I was in the Madrical-Pops Choir my senior year at Great Bend. I was always a pretty good singer and was selected to represent Great Bend in Wichita as a member of the Kansas (KMEA) State Choir. We spent a few days in Wichita and ended it with a concert which was recorded. I couldn’t afford to buy a copy of the record and we didn’t get them free, so I never had a chance to listen to it. But, the experience at the time was big stuff.
I was always a fish out of water in western Kansas even if I didn’t fully understand it. I knew the day I left to go to college I would never be back to the sticks except to visit. I had nothing but scorn for those six years, but I also fully realized that it made me the person I had become – extremely individualistic – and one who really didn’t need anyone else. Whether that’s good or bad is a function of how you look at it.

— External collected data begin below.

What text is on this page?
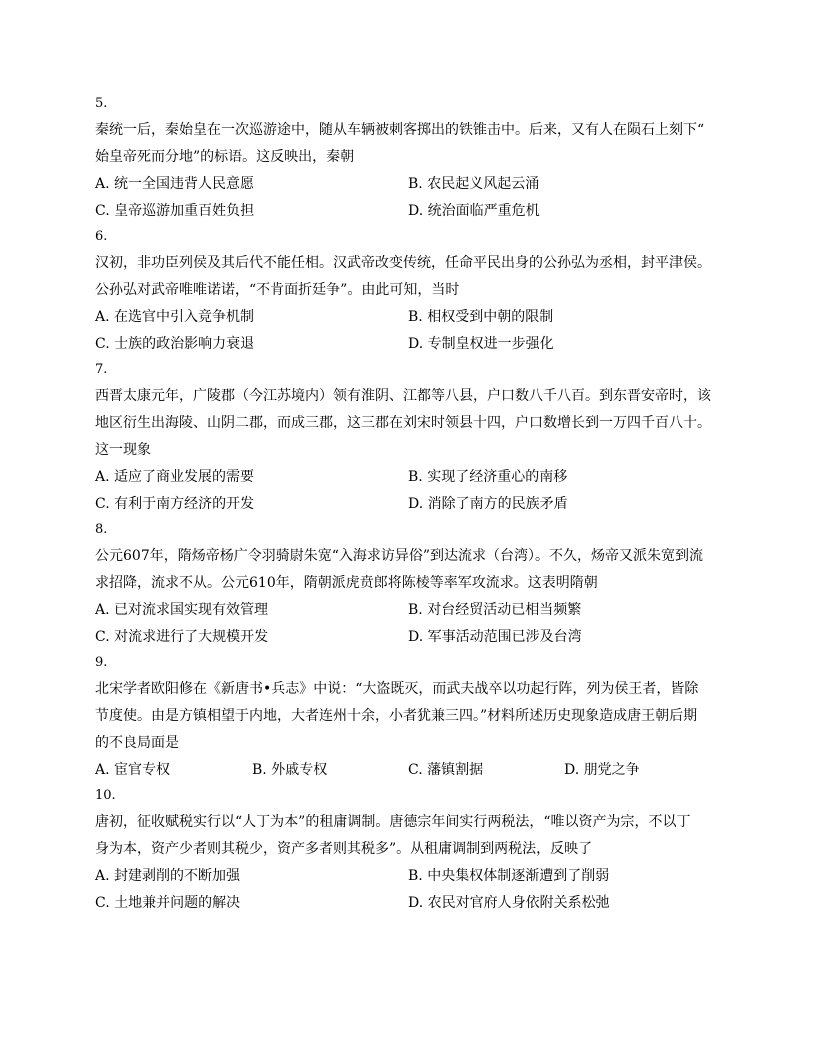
5.
秦统一后，秦始皇在一次巡游途中，随从车辆被刺客掷出的铁锥击中。后来，又有人在陨石上刻下“
始皇帝死而分地”的标语。这反映出，秦朝
A. 统一全国违背人民意愿	B. 农民起义风起云涌
C. 皇帝巡游加重百姓负担	D. 统治面临严重危机
6.
汉初，非功臣列侯及其后代不能任相。汉武帝改变传统，任命平民出身的公孙弘为丞相，封平津侯。
公孙弘对武帝唯唯诺诺，“不肯面折廷争”。由此可知，当时
A. 在选官中引入竞争机制	B. 相权受到中朝的限制
C. 士族的政治影响力衰退	D. 专制皇权进一步强化
7.
西晋太康元年，广陵郡（今江苏境内）领有淮阴、江都等八县，户口数八千八百。到东晋安帝时，该
地区衍生出海陵、山阴二郡，而成三郡，这三郡在刘宋时领县十四，户口数增长到一万四千百八十。
这一现象
A. 适应了商业发展的需要	B. 实现了经济重心的南移
C. 有利于南方经济的开发	D. 消除了南方的民族矛盾
8.
公元607年，隋炀帝杨广令羽骑尉朱宽“入海求访异俗”到达流求（台湾）。不久，炀帝又派朱宽到流
求招降，流求不从。公元610年，隋朝派虎贲郎将陈棱等率军攻流求。这表明隋朝
A. 已对流求国实现有效管理	B. 对台经贸活动已相当频繁
C. 对流求进行了大规模开发	D. 军事活动范围已涉及台湾
9.
北宋学者欧阳修在《新唐书•兵志》中说：“大盗既灭，而武夫战卒以功起行阵，列为侯王者，皆除
节度使。由是方镇相望于内地，大者连州十余，小者犹兼三四。”材料所述历史现象造成唐王朝后期
的不良局面是
A. 宦官专权	B. 外戚专权	C. 藩镇割据	D. 朋党之争
10.
唐初，征收赋税实行以“人丁为本”的租庸调制。唐德宗年间实行两税法，“唯以资产为宗，不以丁
身为本，资产少者则其税少，资产多者则其税多”。从租庸调制到两税法，反映了
A. 封建剥削的不断加强	B. 中央集权体制逐渐遭到了削弱
C. 土地兼并问题的解决	D. 农民对官府人身依附关系松弛
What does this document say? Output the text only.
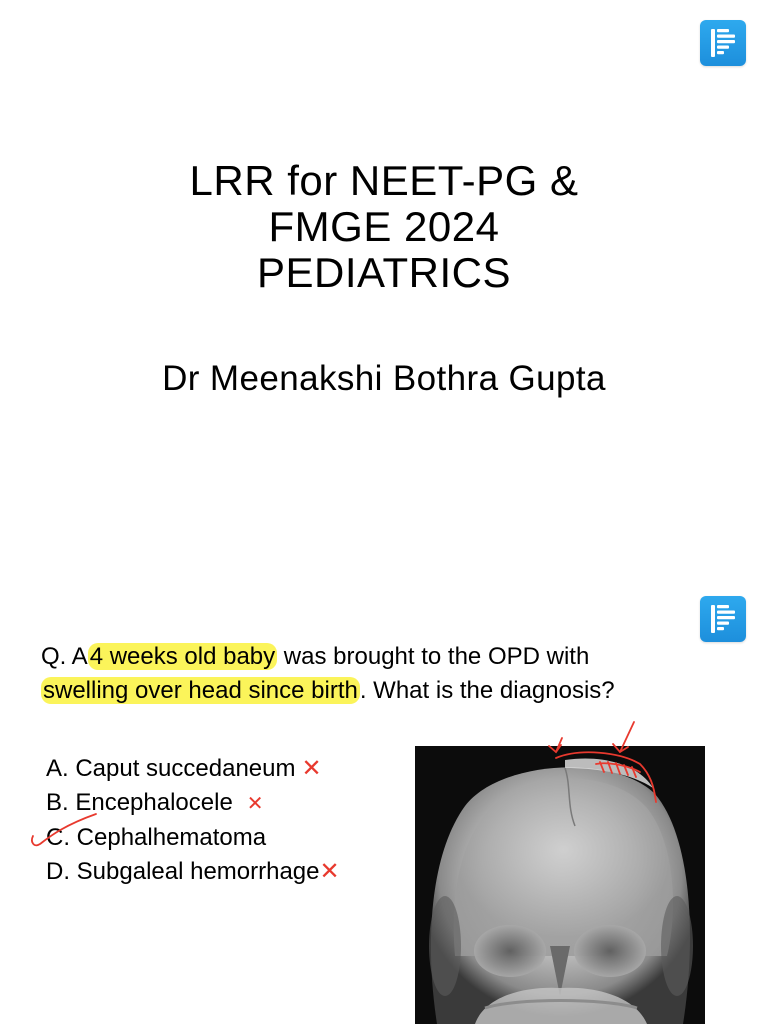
LRR for NEET-PG &
FMGE 2024
PEDIATRICS
Dr Meenakshi Bothra Gupta
Q. A4 weeks old baby was brought to the OPD with
swelling over head since birth. What is the diagnosis?
A. Caput succedaneum ✕
B. Encephalocele ✕
C. Cephalhematoma
D. Subgaleal hemorrhage✕
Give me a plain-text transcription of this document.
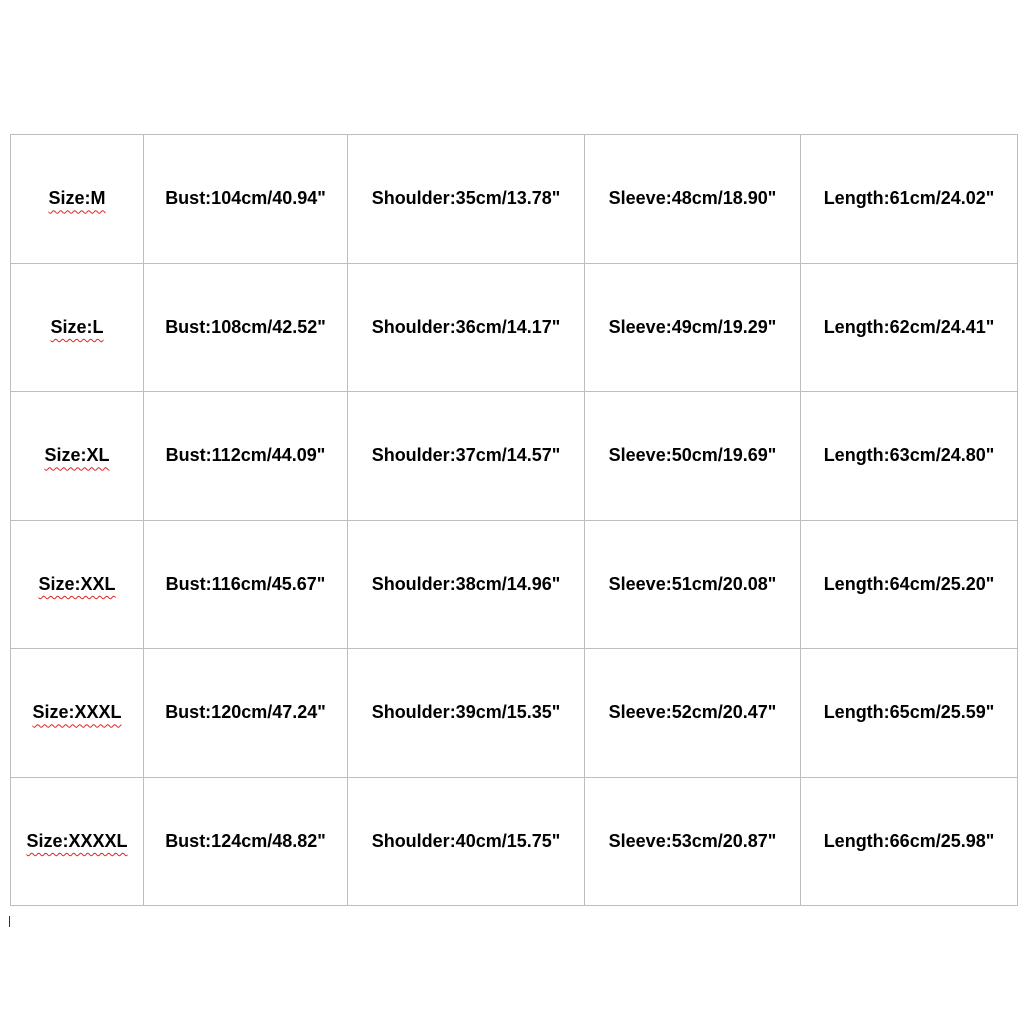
Size:M	Bust:104cm/40.94"	Shoulder:35cm/13.78"	Sleeve:48cm/18.90"	Length:61cm/24.02"
Size:L	Bust:108cm/42.52"	Shoulder:36cm/14.17"	Sleeve:49cm/19.29"	Length:62cm/24.41"
Size:XL	Bust:112cm/44.09"	Shoulder:37cm/14.57"	Sleeve:50cm/19.69"	Length:63cm/24.80"
Size:XXL	Bust:116cm/45.67"	Shoulder:38cm/14.96"	Sleeve:51cm/20.08"	Length:64cm/25.20"
Size:XXXL	Bust:120cm/47.24"	Shoulder:39cm/15.35"	Sleeve:52cm/20.47"	Length:65cm/25.59"
Size:XXXXL	Bust:124cm/48.82"	Shoulder:40cm/15.75"	Sleeve:53cm/20.87"	Length:66cm/25.98"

And, looking at it from the perspective of committing suicide at age 60, my independent nature is probably why I found myself in this position in the first place. Perhaps if I had continued to be raised in a neighborhood with hundreds of other kids in Topeka, maybe my development would have been different. I don’t blame my parents. I'm not sure I fit in all that well even when I was in Topeka. Presumably, it’s all about genetic wiring. Barbie, and to a slightly lesser degree Mike, adapted much better than I did in western Kansas.
When I was a senior at Great Bend, I met with a math counselor who was visiting from Kansas State. He asked me specifically what I wanted to do. I told him I wanted to keep track of statistics – “You know, like football and basketball stats.” He shook his head and said “If that’s all you want to do, you might as well major in English!”
I never forgot that comment because I always considered English and literature an absurd waste of time – at least beyond high school. He tried to get me to consider advanced mathematics or physics or engineering. I told him I only wanted to do one thing. As it turns out, I took my share of math courses and quickly learned that computers were at least as interesting. Even so, no matter what else I learned about and liked, nothing ever compared to “keeping stats”.
I spent most of my adult life in small business. However, every opportunity I had to employ statistical data, I did. Of course, back then it was before the kind of internet and computer tools we have nowadays. With the tools available by 2013, I was capable of spending 16 hours a day on statistical research, writing and analysis – and often did.